If you share an Internet pipe with other businesses in the same complex, your data transfer speeds may fluctuate dramatically, depending on how the others businesses are using the connection. We recommend asking your Internet service provider for documented evidence of the uptime you can expect. Depending on the answers, you may want to consider getting a dedicated pipe for your clinic. Work with the EMR provider to develop a backup system for charting on paper if the system goes down, and develop your office processes accordingly
3. What if your EMR vendor folds its tent? Will you be able to retrieve your data from the vendor's servers? Will the data be in a format that you can use/convert/transfer?

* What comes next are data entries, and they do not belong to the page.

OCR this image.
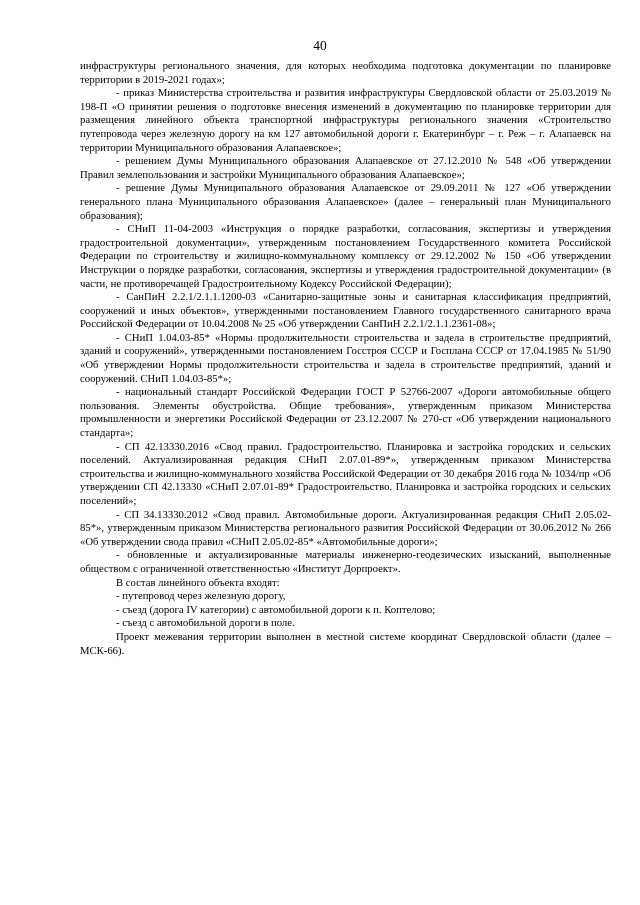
40

инфраструктуры регионального значения, для которых необходима подготовка документации по планировке территории в 2019-2021 годах»;

- приказ Министерства строительства и развития инфраструктуры Свердловской области от 25.03.2019 № 198-П «О принятии решения о подготовке внесения изменений в документацию по планировке территории для размещения линейного объекта транспортной инфраструктуры регионального значения «Строительство путепровода через железную дорогу на км 127 автомобильной дороги г. Екатеринбург – г. Реж – г. Алапаевск на территории Муниципального образования Алапаевское»;

- решением Думы Муниципального образования Алапаевское от 27.12.2010 № 548 «Об утверждении Правил землепользования и застройки Муниципального образования Алапаевское»;

- решение Думы Муниципального образования Алапаевское от 29.09.2011 № 127 «Об утверждении генерального плана Муниципального образования Алапаевское» (далее – генеральный план Муниципального образования);

- СНиП 11-04-2003 «Инструкция о порядке разработки, согласования, экспертизы и утверждения градостроительной документации», утвержденным постановлением Государственного комитета Российской Федерации по строительству и жилищно-коммунальному комплексу от 29.12.2002 № 150 «Об утверждении Инструкции о порядке разработки, согласования, экспертизы и утверждения градостроительной документации» (в части, не противоречащей Градостроительному Кодексу Российской Федерации);

- СанПиН 2.2.1/2.1.1.1200-03 «Санитарно-защитные зоны и санитарная классификация предприятий, сооружений и иных объектов», утвержденными постановлением Главного государственного санитарного врача Российской Федерации от 10.04.2008 № 25 «Об утверждении СанПиН 2.2.1/2.1.1.2361-08»;

- СНиП 1.04.03-85* «Нормы продолжительности строительства и задела в строительстве предприятий, зданий и сооружений», утвержденными постановлением Госстроя СССР и Госплана СССР от 17.04.1985 № 51/90 «Об утверждении Нормы продолжительности строительства и задела в строительстве предприятий, зданий и сооружений. СНиП 1.04.03-85*»;

- национальный стандарт Российской Федерации ГОСТ Р 52766-2007 «Дороги автомобильные общего пользования. Элементы обустройства. Общие требования», утвержденным приказом Министерства промышленности и энергетики Российской Федерации от 23.12.2007 № 270-ст «Об утверждении национального стандарта»;

- СП 42.13330.2016 «Свод правил. Градостроительство. Планировка и застройка городских и сельских поселений. Актуализированная редакция СНиП 2.07.01-89*», утвержденным приказом Министерства строительства и жилищно-коммунального хозяйства Российской Федерации от 30 декабря 2016 года № 1034/пр «Об утверждении СП 42.13330 «СНиП 2.07.01-89* Градостроительство. Планировка и застройка городских и сельских поселений»;

- СП 34.13330.2012 «Свод правил. Автомобильные дороги. Актуализированная редакция СНиП 2.05.02-85*», утвержденным приказом Министерства регионального развития Российской Федерации от 30.06.2012 № 266 «Об утверждении свода правил «СНиП 2.05.02-85* «Автомобильные дороги»;

- обновленные и актуализированные материалы инженерно-геодезических изысканий, выполненные обществом с ограниченной ответственностью «Институт Дорпроект».

В состав линейного объекта входят:

- путепровод через железную дорогу,

- съезд (дорога IV категории) с автомобильной дороги к п. Коптелово;

- съезд с автомобильной дороги в поле.

Проект межевания территории выполнен в местной системе координат Свердловской области (далее – МСК-66).
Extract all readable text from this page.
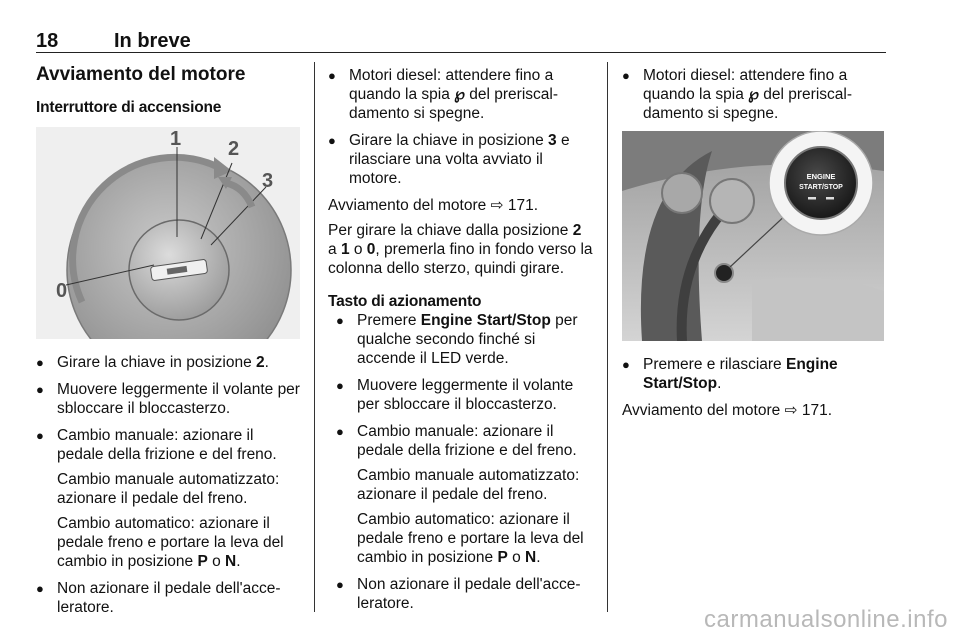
18	In breve
Avviamento del motore
Interruttore di accensione
0
1 2
3
● Girare la chiave in posizione 2.
● Muovere leggermente il volante per sbloccare il bloccasterzo.
● Cambio manuale: azionare il pedale della frizione e del freno.
Cambio manuale automatizzato: azionare il pedale del freno.
Cambio automatico: azionare il pedale freno e portare la leva del cambio in posizione P o N.
● Non azionare il pedale dell'acce-leratore.
● Motori diesel: attendere fino a quando la spia ℘ del preriscal-damento si spegne.
● Girare la chiave in posizione 3 e rilasciare una volta avviato il motore.
Avviamento del motore ⇨ 171.
Per girare la chiave dalla posizione 2 a 1 o 0, premerla fino in fondo verso la colonna dello sterzo, quindi girare.
Tasto di azionamento
● Premere Engine Start/Stop per qualche secondo finché si accende il LED verde.
● Muovere leggermente il volante per sbloccare il bloccasterzo.
● Cambio manuale: azionare il pedale della frizione e del freno.
Cambio manuale automatizzato: azionare il pedale del freno.
Cambio automatico: azionare il pedale freno e portare la leva del cambio in posizione P o N.
● Non azionare il pedale dell'acce-leratore.
● Motori diesel: attendere fino a quando la spia ℘ del preriscal-damento si spegne.
ENGINE
START/STOP
● Premere e rilasciare Engine Start/Stop.
Avviamento del motore ⇨ 171.
carmanualsonline.info
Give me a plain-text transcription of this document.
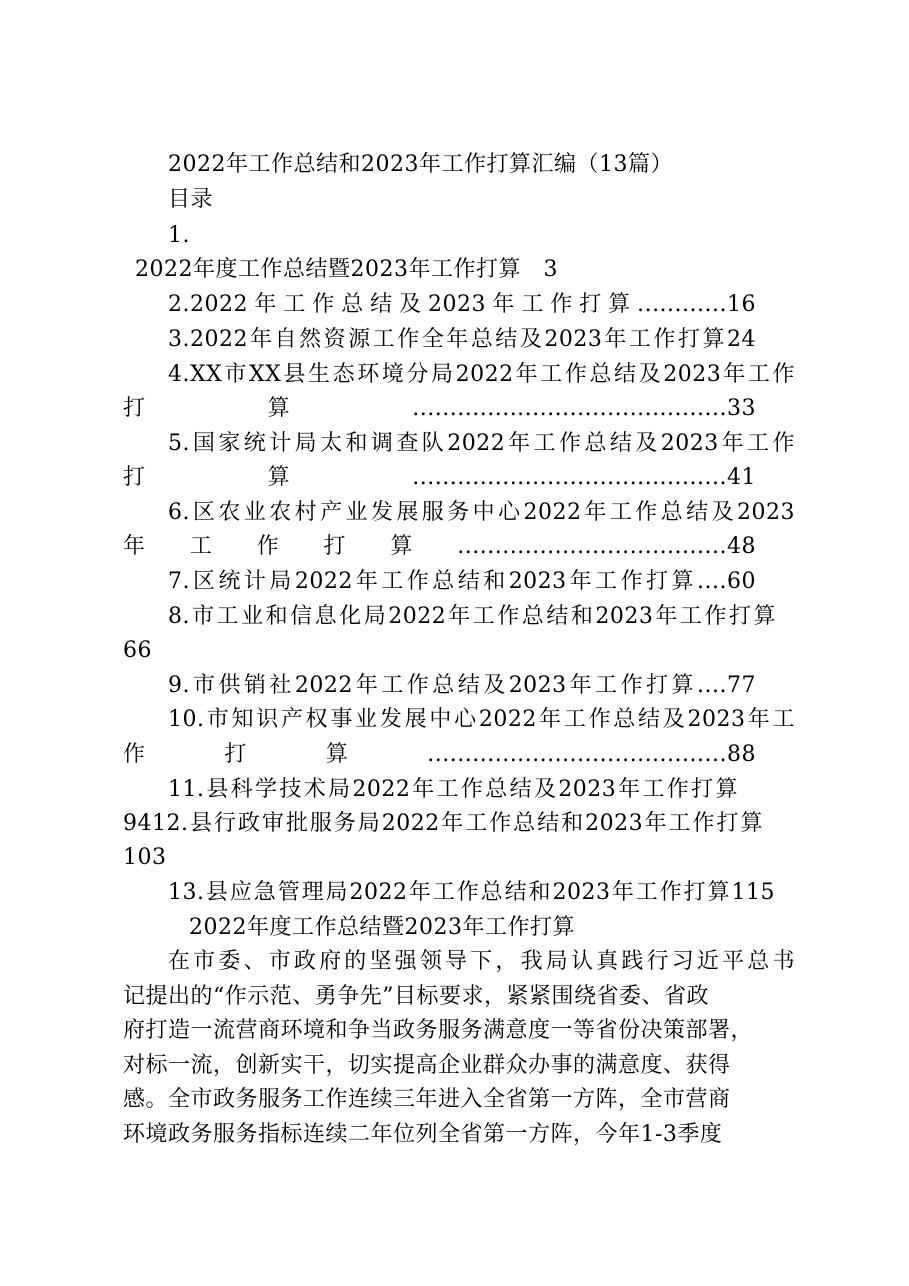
2022年工作总结和2023年工作打算汇编（13篇）
目录
1.
2022年度工作总结暨2023年工作打算　3
2.2022年工作总结及2023年工作打算............16
3.2022年自然资源工作全年总结及2023年工作打算24
4.XX市XX县生态环境分局2022年工作总结及2023年工作
打算..........................................33
5.国家统计局太和调查队2022年工作总结及2023年工作
打算..........................................41
6.区农业农村产业发展服务中心2022年工作总结及2023
年工作打算....................................48
7.区统计局2022年工作总结和2023年工作打算....60
8.市工业和信息化局2022年工作总结和2023年工作打算
66
9.市供销社2022年工作总结及2023年工作打算....77
10.市知识产权事业发展中心2022年工作总结及2023年工
作打算........................................88
11.县科学技术局2022年工作总结及2023年工作打算
9412.县行政审批服务局2022年工作总结和2023年工作打算
103
13.县应急管理局2022年工作总结和2023年工作打算115
2022年度工作总结暨2023年工作打算
在市委、市政府的坚强领导下，我局认真践行习近平总书
记提出的“作示范、勇争先”目标要求，紧紧围绕省委、省政
府打造一流营商环境和争当政务服务满意度一等省份决策部署，
对标一流，创新实干，切实提高企业群众办事的满意度、获得
感。全市政务服务工作连续三年进入全省第一方阵，全市营商
环境政务服务指标连续二年位列全省第一方阵，今年1-3季度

After deciding on a web-based EMR vendor, treat the vendor as your partner. You should be able to discuss every possible scenario with the vendor's sales reps. Better yet, work with an experienced EMR consulting company who'll help you communicate with the EMR vendor. Consider asking the vendor to provide data-backup files on a regular schedule.
4. Unlike a client/server environment, where you have local control over the server and EMR software, a web-based EMR makes you dependent on the vendor's customer support. Will your vendor reliably and promptly support you and your staff by phone, IM, email, or chat? Will the vendor be available to quickly help you solve urgent or critical issues? Talk to the vendor about its support structure, especially outside normal working hours.
5. What will happen if you someday decide to move from a web-based to a server-based EMR? Does your vendor offer that flexibility? If so, how seamless will the migration be? How much will it cost? Even if you don't believe it will ever happen, it's in your best interest to discuss it with the vendor today, and get an in-depth understanding of the process.
We've seen many successful web-based Electronic Medical Records systems. They do work well for most physicians. By understanding the handful of caveats we've outlined above, and preparing accordingly, you'll stand a better chance of implementing a successful web-based EMR system for your practice.